In August, the IRS gave companies 30 days to agree to a settlement (see IRS Presents Ultimatum on Tax Shelters).

LILOs and SILOs involve complex arrangements in which some of the nation's largest corporations purportedly leased or purchased large assets, such as foreign rail systems or sewer systems, and immediately leased them back to their original owners. Under these arrangements, corporate taxpayers put off recognition of current income for tax purposes for many years.

The IRS designated LILOs as listed transactions in 2000. SILOs were designated in 2005. Since then, the government has gone to court and successfully challenged these transactions as having no purpose other than creating tax benefits. The IRS has won several recent cases involving the transactions, including cases against BBT Corp. and Fifth Third Bancorp (see Government Wins Another Tax Shelter Case).

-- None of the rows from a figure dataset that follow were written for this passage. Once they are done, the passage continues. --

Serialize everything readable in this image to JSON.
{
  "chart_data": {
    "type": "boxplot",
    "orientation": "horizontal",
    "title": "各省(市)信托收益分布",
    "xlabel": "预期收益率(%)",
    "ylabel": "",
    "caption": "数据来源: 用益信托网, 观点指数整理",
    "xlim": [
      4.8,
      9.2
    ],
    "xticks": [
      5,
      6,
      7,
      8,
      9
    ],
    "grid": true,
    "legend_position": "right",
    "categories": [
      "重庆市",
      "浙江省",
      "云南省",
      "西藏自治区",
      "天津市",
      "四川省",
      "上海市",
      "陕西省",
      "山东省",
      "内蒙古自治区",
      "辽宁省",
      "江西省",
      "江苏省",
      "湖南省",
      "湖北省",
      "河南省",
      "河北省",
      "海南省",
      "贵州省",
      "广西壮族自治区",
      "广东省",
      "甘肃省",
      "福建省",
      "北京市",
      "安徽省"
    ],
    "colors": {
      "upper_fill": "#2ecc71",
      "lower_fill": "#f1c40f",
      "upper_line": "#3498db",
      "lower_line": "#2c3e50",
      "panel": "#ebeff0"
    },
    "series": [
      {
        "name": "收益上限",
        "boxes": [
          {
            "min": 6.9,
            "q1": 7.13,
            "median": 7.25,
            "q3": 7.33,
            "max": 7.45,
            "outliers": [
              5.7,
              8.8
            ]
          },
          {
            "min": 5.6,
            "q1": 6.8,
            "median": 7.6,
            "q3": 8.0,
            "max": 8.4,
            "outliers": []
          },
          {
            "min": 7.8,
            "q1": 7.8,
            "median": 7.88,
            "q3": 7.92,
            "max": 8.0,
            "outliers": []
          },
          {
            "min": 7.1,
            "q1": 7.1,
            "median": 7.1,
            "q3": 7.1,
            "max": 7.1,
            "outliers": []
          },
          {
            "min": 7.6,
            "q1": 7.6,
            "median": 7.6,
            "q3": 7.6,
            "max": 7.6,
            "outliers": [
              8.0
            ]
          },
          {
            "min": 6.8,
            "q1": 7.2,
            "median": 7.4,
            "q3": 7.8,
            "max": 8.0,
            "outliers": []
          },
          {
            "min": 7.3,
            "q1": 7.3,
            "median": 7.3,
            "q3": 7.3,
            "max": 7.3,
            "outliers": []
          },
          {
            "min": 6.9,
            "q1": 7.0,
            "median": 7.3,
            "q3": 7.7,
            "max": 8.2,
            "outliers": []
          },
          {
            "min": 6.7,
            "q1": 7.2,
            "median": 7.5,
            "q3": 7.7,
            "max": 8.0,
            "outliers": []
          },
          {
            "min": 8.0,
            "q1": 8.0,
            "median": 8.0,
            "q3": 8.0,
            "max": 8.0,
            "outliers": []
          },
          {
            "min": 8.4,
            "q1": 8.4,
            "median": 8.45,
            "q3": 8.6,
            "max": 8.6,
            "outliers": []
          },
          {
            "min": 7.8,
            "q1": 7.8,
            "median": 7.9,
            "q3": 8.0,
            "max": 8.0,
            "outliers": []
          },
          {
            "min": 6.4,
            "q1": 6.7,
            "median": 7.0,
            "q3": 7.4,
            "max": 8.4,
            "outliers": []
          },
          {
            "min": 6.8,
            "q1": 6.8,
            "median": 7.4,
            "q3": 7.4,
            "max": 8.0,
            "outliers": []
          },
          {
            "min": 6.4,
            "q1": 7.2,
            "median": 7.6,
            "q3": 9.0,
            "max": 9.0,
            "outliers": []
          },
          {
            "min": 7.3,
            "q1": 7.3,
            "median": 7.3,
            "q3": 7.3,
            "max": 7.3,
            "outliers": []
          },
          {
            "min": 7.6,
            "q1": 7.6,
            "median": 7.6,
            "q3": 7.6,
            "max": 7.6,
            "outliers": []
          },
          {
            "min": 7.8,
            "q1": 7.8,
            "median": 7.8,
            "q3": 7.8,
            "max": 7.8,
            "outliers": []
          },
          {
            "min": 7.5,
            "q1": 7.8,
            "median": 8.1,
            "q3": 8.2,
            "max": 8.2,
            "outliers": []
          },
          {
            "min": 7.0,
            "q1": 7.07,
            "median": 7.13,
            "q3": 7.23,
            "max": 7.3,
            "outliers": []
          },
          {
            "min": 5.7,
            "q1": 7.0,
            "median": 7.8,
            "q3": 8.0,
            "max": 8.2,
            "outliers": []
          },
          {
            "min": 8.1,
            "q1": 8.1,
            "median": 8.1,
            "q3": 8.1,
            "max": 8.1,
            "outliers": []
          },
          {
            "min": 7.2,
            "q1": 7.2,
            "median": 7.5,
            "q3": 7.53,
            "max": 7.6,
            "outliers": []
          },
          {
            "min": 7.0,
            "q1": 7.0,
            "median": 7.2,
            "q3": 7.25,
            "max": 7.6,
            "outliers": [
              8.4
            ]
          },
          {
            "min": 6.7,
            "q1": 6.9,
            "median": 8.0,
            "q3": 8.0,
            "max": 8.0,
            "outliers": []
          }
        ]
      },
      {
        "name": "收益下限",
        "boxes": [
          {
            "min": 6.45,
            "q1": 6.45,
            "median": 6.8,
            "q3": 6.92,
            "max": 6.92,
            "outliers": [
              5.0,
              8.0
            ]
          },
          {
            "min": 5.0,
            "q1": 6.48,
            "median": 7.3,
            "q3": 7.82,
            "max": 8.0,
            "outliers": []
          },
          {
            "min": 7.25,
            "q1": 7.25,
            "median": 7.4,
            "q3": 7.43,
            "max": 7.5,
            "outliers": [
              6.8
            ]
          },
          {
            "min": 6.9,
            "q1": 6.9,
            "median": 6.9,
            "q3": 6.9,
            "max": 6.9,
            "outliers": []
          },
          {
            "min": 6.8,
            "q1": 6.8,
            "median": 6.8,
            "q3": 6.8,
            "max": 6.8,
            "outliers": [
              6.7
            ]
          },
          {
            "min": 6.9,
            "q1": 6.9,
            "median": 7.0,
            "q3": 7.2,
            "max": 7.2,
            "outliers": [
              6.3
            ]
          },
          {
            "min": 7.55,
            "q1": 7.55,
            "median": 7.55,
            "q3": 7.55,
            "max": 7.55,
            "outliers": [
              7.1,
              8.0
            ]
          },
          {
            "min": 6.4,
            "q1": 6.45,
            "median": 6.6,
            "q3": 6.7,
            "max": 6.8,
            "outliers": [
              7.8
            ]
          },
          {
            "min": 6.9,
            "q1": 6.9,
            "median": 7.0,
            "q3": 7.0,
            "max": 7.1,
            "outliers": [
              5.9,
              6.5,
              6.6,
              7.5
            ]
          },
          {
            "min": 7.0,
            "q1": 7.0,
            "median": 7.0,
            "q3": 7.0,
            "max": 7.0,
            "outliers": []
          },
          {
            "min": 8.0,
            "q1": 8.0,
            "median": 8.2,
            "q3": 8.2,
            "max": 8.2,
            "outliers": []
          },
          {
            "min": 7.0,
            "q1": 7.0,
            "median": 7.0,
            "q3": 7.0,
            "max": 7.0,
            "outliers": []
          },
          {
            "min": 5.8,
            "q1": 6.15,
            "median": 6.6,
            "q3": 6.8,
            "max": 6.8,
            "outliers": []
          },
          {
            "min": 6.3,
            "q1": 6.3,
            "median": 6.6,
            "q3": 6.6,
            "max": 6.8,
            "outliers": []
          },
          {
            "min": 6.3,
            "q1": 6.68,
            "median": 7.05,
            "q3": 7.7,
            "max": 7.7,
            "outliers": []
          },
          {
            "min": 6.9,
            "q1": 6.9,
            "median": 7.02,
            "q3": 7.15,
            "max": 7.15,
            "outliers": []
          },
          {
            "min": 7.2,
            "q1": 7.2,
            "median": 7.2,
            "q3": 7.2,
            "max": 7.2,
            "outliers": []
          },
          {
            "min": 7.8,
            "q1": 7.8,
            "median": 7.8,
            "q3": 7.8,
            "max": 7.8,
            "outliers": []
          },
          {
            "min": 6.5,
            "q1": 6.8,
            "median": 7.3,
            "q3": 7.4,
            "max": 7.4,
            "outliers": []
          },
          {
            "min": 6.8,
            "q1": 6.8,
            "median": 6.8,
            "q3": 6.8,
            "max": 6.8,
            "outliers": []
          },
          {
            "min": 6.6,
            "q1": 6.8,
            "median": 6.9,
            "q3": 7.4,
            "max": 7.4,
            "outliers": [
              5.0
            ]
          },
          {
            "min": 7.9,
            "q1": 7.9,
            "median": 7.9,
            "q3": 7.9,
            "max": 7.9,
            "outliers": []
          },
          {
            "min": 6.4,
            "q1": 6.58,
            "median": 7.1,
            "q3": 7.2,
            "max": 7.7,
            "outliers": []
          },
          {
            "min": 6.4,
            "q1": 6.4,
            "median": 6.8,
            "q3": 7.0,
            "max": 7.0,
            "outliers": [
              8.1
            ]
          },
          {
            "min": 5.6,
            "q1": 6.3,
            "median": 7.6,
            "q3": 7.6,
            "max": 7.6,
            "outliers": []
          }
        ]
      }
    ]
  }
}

Prior to the settlement initiatives, there were hundreds of these transactions that had yet to be fully examined or adjudicated fully. The large percentage of eligible corporations electing to participate in the settlement offer substantially lessens the examination inventory.

More than 30 companies have agreed to the settlements so far. Among the companies that have said they agreed to settlements are Key Corp., which took a $1.01 billion charge, Bank of New York Mellon, and Wachovia, which took a $975 million charge, according to Reuters.

Under the terms of the settlement offer, corporations that elected to participate have a number of conditions to satisfy to reach a final closing agreement with the IRS.  The IRS expects to finalize most of the closing agreements within several months.